What Is Pastiche?
Pastiche is any form of art that deliberately copies the work of a different artist, a different style, or a different period. Pastiche is not parody or satire. Rather, it is a sincere homage to the style of the other artist or writer. Coming from the Italian, pasticchio, a kind of pie, a pastiche takes the "ingredients" of existing masterworks and recombines them in a new work.
Most often, pastiche does not attain the literary stature of the original being imitated, but there are exceptions. Milan Kundera borrowed heavily from eighteenth-century writers like Diderot, Voltaire, and Fielding, a fact that he acknowledges in The Art of Fiction.
How Do You Identify Pastiche in Writing?
Although literary pastiche has been around in some form or other for centuries — Milton’s Paradise Lost is arguably pastiche — it became more popular in the postmodern period because postmodernism relies heavily on the concepts of romantic irony and intertextuality. Romantic irony, or the writer’s consciousness that he is writing fiction — an awareness of the "fourth wall" that separates the work from its audience — has the postmodern author self-consciously refererence the original period or author. Literary authors who write pastiche also imagine a kind of dialogue with the original author or work.
Pastiche can be a tribute to one literary period; it can reimagine a character in new circumstances; or it can reference several writers in a hodgepodge of different literary style. It may take the form of underground fan fiction or be an attempt at high art. The distinguishing feature of pastiche is that the author openly acknowledges her source.
Examples of Pastiche
1. E.L. James’ Fifty Shades of Gray is a pastiche that imagines two characters from the famous Twilight series, Bella and Edward, in new roles.
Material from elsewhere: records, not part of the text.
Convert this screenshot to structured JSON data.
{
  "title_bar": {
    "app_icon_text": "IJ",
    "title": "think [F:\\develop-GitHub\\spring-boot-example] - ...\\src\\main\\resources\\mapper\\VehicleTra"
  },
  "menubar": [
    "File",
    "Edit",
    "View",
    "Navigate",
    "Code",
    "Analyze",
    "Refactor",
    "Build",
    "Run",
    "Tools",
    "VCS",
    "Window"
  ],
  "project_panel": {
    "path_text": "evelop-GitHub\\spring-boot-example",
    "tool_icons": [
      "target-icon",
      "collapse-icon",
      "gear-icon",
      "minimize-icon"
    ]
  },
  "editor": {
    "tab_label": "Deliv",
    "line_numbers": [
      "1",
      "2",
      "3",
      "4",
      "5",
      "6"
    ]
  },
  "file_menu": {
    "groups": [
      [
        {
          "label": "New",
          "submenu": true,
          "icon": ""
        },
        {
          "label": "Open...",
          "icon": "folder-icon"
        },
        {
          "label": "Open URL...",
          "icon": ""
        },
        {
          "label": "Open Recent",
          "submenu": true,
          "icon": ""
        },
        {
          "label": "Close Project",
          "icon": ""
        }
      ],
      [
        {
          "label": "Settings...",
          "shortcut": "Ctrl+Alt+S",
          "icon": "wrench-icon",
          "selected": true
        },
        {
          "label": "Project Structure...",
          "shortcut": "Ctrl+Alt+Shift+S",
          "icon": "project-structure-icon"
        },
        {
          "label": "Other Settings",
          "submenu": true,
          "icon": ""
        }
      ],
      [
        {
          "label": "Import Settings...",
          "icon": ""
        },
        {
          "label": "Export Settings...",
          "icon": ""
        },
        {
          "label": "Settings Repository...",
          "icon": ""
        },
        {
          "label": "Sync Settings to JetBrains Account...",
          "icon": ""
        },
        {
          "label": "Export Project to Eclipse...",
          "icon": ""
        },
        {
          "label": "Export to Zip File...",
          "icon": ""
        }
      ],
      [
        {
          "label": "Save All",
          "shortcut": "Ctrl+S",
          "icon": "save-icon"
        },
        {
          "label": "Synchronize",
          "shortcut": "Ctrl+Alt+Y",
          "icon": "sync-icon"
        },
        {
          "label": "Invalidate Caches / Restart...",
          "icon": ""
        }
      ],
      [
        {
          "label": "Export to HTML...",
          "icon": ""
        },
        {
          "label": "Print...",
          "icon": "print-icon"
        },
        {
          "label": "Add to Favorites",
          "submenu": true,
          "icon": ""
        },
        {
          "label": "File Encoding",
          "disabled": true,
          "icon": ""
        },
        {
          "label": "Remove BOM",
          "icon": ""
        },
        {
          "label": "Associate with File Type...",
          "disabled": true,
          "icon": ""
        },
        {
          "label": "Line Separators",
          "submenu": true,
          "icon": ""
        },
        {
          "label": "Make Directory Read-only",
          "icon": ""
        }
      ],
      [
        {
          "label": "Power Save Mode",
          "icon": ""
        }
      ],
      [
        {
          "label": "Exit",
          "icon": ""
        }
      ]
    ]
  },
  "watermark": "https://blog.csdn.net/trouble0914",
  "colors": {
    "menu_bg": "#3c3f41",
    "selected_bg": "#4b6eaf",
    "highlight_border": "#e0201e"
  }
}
2. Milan Kundera borrows self-consciously from the eighteenth-century writers like Diderot in his novel The Unbearable Lightness of Being.
3. The Black Veil: A Memoir with Digressions is Rick Moody’s pastiche tribute to Nathaniel Hawthorne’s famous story, "The Minister’s Black Veil."
4. Rosencrantz and Guildenstern Are Dead, Tom Stoppard’s existential play, takes two minor characters from Shakespeare’s Hamlet and works an entire narrative around their insignificance.
5. David Lodge’sThe British Museum is Falling Down, suggests pastiche even in its title. The book imitates ten different authors, including Virginia Woolf, Franz Kafka, and Ernest Hemingway.